I've ragged on buffets in the past, and I probably will again in the future. No steam-tray food can come close to meals served piping hot and fresh from a restaurant kitchen. Dishes end up dried or damp or overcooked, or all of the above. It's a travesty of good cuisine.
That said, there is one exception: Indian cuisine is almost uniquely suited to the rigors and hardship of the buffet line. Standard Indian restaurant fare consists essentially of stews — meat, veg or bean suspended in a heavily seasoned and rich sauce — or dry-roasts and sautés. Those kinds of dishes are made for a steam tray, the moisture of the stews serving as a protective layer and the dryness of the roasts and sautés making the unceasing heat less of a burden.
Lunchtime is prime time for Indian buffet lines. Convenience and speed always win the daytime business dollar, so many joints — especially places like Shalimar, on the outskirts of downtown, and Taj, in the heart of the USF corridor — lay out a spread, with varying success.

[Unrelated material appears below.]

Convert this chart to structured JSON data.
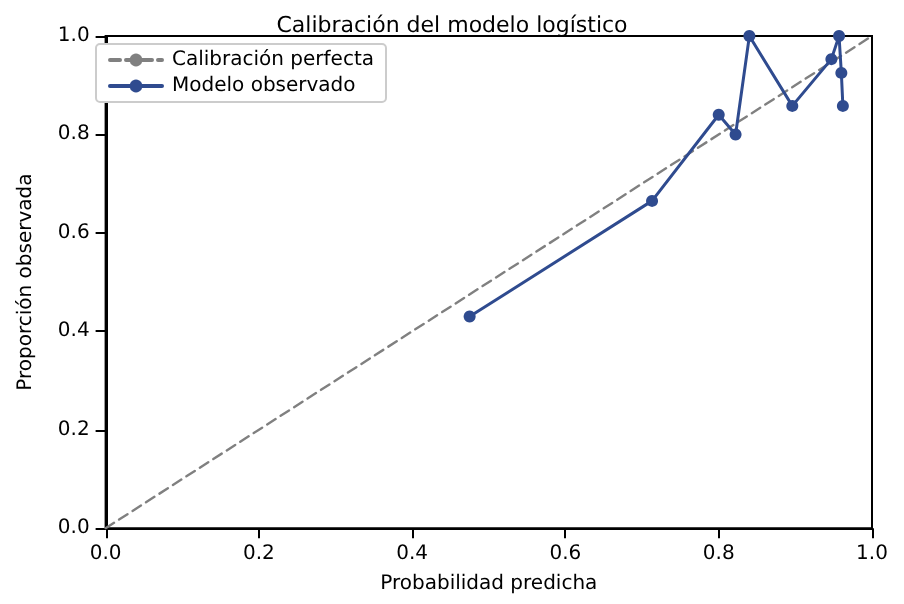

By 1 p.m., Shalimar is largely empty. That might explain why much of their food is huddled into the corners of big metal trays like ugly puppies at the pound. Only the dregs are left, and it tastes like it. That's a big serious buffet faux pas.
Shalimar also cuts the edges off their buffet dishes, sacrificing the intense, aromatic spices that make Indian food such a joy, perhaps to reach out to people with timid palates. Saag aloo (spinach and potatoes) tastes like unseasoned creamed spinach that could just as easily have come from a bad American steakhouse, while butter chicken — an already Westernized classic — lacks anything but the richness of clarified butter.
At least salt, but certainly not spice, reappears in the ground lamb and peas of keema matar and acceptable veggie pakora (fritters). Tandoor chicken may be the best thing on the line; it doesn't taste Indian, but at least it tastes like chicken.
On a side table are a few small salads and a tray of mixed pickles — a standard Indian condiment. The small hunks of zucchini and squash are so blazingly hot and intensely flavored with vinegar and spice that a single bite is enough to remind you what you're missing on the rest of the line. After that, you'll just be filling your plate to fill a void.
It's a shame, really, because Shalimar is better at night. The dal (lentil soup) has some serious punch to it; korma is velvety rich from ground cashews; and the chana masala (chick peas and potatoes) is infused with cardamom and cumin. Standard stuff, but at least it tastes like it actually comes from an Indian restaurant.
If anything, Taj excels and fails in the exact opposite way. At night, their food suffers. Vindaloo is soupy, the usually powerful punch of vinegar and chili diluted in a sea of oily sauce, while watery korma doesn't display any nutty richness. Pakora are fried balls of salt, and beloved naan comes across as a doughy mess.
The buffet, though, makes up for it. Taj's spinach is subtle, but still redolent with cardamom, as is the rich and creamy dal; ginger gives a punch to big hunks of cauliflower and potatoes in the aloo gobi; and those salty pakora are re-invigorated in a soupy sauce of yogurt and mild curry.
Taj's Tandoori chicken may be the best I've had of the style — on a buffet line or not. Pieces are big, which seems to protect them from the dry texture common to this ubiquitous Indian meat preparation. Subtle but present coriander and cumin infuse every moist bite of the bright red meat. Gosh, I never expected to want seconds of steam-tray Tandoor.
Taj presents a wide variety of pickles and salads that range from passable cole slaw to brilliant slices of potato cured in powerful vinegar and hot chili. Since most of the dishes on the buffet line manage intense aromatics and hefty spice without offending (too much) the blander palates in the crowd, Taj's hot pickles accent the rest of the food without overpowering. As they should.
A few things don't work, like generic beef and chicken curry, where the meat is somehow intensely dry even when surrounded by sauce. Still in all, it's a competent buffet. If only Taj could translate some of that onto their menu.
Maybe Shalimar and Taj can get together and form a single restaurant that's successful in both steam-tray wrangling and nightly takeout.